How to prioritise annotation of training examples?

How do you determine how to prioritise annotating in nlu.yml the entities (plus variants and plurals of entities with object_types), and attributes that are associated with an intent for best bot accuracy?

So for example, if i had an intent example:

  • "uber organisation creates stolen alert for vulnerable account"

And where i had a an NLU data .json file with contents below, where entities types included: “organisation”, “alert”, and “account”; and where the value of the “name” attribute of one of the "alert"s was “stolen alert”; and where the value of the “name” attribute of one of the "organisation"s was “uber organisation”; and where the value of the “name” attribute of one of the "account"s was “vulnerable account”, and where “vulnerable_account” was also an attribute of each “account” entity, and where “stolen_alert” was also an attribute of each “account” (allowing an account to toggle activation of stolen alerts)

Given the following NLU data:

{
	"organisation": [
		{
			"id": 0,
			"name": "uber organisation"
		}
	},
	"alert": [
		{
			"id": 0,
			"name": "stolen alert"
		}
	],
	"account": [
		{
			"id": 0,
			"name": "vulnerable account",
			"vulnerable_account": true,
			"stolen_alert": false
		}
	]
}

Which of the following approaches to annotating do you think would result in the most accurate bot performance?

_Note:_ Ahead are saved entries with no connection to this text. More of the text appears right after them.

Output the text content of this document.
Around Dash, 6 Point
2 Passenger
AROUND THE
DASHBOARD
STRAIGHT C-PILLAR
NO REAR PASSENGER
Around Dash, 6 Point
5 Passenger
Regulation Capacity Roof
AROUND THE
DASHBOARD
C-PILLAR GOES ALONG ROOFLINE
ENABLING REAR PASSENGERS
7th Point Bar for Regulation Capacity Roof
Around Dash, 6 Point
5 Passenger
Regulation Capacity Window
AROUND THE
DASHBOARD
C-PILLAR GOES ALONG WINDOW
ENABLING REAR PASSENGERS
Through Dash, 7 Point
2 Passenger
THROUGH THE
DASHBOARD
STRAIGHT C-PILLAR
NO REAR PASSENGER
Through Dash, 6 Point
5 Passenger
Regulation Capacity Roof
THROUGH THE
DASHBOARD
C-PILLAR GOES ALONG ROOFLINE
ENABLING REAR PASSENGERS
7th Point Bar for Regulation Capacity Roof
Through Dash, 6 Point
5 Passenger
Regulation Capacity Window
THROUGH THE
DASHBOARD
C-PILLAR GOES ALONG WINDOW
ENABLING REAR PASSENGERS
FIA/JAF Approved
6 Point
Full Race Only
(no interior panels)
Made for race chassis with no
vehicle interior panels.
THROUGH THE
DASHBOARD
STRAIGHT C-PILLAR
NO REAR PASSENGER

  1. "uber [organisation](organisation) creates stolen [alert](alert) for vulnerable [account](account)"

  2. "[uber organisation]({"entity": "object_type", "value": "organisation"}) creates [stolen alert]({"entity": "object_type", "value": "alert"}) for [vulnerable account]({"entity": "object_type", "value": "account"})"

  3. "[uber]({"entity": "object_type", "value": "organisation"}) [organisation](organisation) creates [stolen alert]({"entity": "attribute", "value": "stolen_alert"}) for [vulnerable account]({"entity": "attribute", "value": "vulnerable_account"})"

Also, when would you use syntax [uber organisation]{"entity": "organisation"} rather than syntax [uber organisation]{"entity": "object_type", "value": "organisation"}?

I can’t find where it mentions how to prioritise this in the documentation. i would expect it would perform better if you prioritised annotating variations of entities like [uber organisation]({"entity": "object_type", "value": "organisation"}) over just annotating an entity [organisation](organisation) since its more specific information, whereas annotating it as [uber]({"entity": "object_type", "value": "organisation"}) [organisation](organisation) may introduce too much ambiguity and confusion to the bot as you scale you might also end up using [uber]({"entity": "object_type", "value": "account"}), just like you wouldn’t add just uber to a regex.

It’s also not clear from the intent example whether we are creating a stolen alert for the “vulnerable account” (the one with the “name” attribute value of “vulnerable account”) or whether we are creating a stolen alert for “vulnerable_account” (all accounts that have the “vulnerable_account” attribute set to true), so perhaps more than one intent example with different wording are necessary to reduce the confusion:

  • ... for the [vulnerable account]({"entity": "object_type", "value": "account"})"
  • ... for a [vulnerable account]({"entity": "attribute", "value": "vulnerable_account"})

In the documentation here Knowledge Base Actions it just mentions how they use “synonyms” extensively to map variations of entities and attributes, obviously in combination with “regex”.